Lack of recognition of their professional and academic qualifications remains a major obstacle for developing country women willing to provide their services abroad through Mode 4. The GATS allows Member States to deviate from the Most Favoured Nation (MFN) requirement and to set up bilateral or plurilateral Mutual Recognition Agreements (MRAs) of academic and professional qualifications. Professions where many women are employed, for instance health care or social work, fall in most countries into the category of "accredited" or "regulated" professions where mutual recognition of qualifications is of particular relevance. At present, however, developing country participation in MRAs is limited to a small number of countries.
In order to increase women’s participation and benefits from international trade in services through GATS Mode 4, it is necessary to enhance multilateral dialogue and share good practices on the enforcement of the conditions of service under this modality. Measures that can further facilitate the international temporary movement of service traders are as follows: (a) simplifying the granting of visas, work permits and licensing requirements; (b) enhancing temporary movement of lower-skilled workers; (c) eliminating or reducing economic needs tests and making them more transparent and predictable; and (d) facilitating recognition of professional qualifications, including work-based qualifications.

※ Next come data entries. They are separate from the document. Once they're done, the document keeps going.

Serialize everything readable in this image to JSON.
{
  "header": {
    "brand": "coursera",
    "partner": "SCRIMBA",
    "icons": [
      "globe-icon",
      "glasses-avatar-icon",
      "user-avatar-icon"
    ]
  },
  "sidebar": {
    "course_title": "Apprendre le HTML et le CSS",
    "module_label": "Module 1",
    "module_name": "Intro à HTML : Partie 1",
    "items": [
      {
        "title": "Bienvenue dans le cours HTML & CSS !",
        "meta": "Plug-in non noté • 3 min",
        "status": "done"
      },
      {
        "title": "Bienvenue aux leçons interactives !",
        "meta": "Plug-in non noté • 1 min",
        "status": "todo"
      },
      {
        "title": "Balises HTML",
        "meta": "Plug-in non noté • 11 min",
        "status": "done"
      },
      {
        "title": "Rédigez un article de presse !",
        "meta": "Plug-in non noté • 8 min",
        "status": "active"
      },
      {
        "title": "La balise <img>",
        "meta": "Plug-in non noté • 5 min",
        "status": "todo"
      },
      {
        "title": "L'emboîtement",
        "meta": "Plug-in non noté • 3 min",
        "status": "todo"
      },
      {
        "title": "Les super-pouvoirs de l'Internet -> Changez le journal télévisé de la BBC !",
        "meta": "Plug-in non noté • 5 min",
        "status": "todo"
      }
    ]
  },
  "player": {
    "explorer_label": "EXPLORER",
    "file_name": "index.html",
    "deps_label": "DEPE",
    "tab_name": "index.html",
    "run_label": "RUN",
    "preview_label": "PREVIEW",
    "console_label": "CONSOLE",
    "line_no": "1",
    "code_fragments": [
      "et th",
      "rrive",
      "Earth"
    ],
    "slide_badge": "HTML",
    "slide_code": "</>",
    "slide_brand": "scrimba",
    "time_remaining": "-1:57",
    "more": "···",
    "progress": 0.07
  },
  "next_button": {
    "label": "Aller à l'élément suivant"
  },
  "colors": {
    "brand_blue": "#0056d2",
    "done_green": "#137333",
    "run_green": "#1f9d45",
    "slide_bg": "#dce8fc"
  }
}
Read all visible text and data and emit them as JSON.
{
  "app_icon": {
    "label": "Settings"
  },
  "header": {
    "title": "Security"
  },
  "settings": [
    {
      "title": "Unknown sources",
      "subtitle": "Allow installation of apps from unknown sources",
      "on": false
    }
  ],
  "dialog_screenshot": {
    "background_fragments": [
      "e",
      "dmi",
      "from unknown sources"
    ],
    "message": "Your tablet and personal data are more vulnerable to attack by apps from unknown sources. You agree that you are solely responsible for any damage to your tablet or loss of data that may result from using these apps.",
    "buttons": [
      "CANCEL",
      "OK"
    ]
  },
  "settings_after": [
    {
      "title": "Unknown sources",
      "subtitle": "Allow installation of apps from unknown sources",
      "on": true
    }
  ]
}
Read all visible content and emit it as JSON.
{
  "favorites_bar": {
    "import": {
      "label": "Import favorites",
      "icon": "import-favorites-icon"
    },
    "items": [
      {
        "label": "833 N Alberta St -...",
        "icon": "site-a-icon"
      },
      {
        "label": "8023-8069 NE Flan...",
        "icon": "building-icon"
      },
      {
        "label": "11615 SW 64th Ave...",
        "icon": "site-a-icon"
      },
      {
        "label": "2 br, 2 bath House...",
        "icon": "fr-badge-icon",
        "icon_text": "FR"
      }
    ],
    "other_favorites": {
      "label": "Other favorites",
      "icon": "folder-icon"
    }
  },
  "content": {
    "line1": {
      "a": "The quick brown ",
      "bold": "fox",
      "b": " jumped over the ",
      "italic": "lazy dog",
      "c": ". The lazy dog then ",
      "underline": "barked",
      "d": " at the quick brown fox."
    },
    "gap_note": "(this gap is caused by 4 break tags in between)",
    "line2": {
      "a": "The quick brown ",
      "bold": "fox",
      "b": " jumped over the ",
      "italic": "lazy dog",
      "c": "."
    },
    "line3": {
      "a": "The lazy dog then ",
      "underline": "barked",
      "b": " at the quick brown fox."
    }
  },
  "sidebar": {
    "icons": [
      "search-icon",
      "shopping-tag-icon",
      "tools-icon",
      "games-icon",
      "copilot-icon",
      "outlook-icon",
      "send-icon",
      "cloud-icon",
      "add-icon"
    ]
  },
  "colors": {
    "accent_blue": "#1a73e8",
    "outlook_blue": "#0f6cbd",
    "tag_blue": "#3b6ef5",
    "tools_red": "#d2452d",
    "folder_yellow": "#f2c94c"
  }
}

Moreover, since countries are unlikely to make wide-ranging commitments on lower-skilled workers under GATS –a category in which many women fall- clearly specifying which categories of workers, which sectors and which kind of employments are covered would facilitate the scheduling of commitments under the Mode 4.
Ensuring wage parity between lower-skilled domestic and foreign workers would make the granting of market access much more acceptable and dispel concerns about depression of wages and working conditions in the local labour market; it would also protect the interest of the foreign workers by reducing the scope for underpaid labour.
In conclusion, putting emphasis on issues affecting migrant women’s workers well-being and interests in the negotiation of agreements on the temporary movement of services suppliers is a necessity.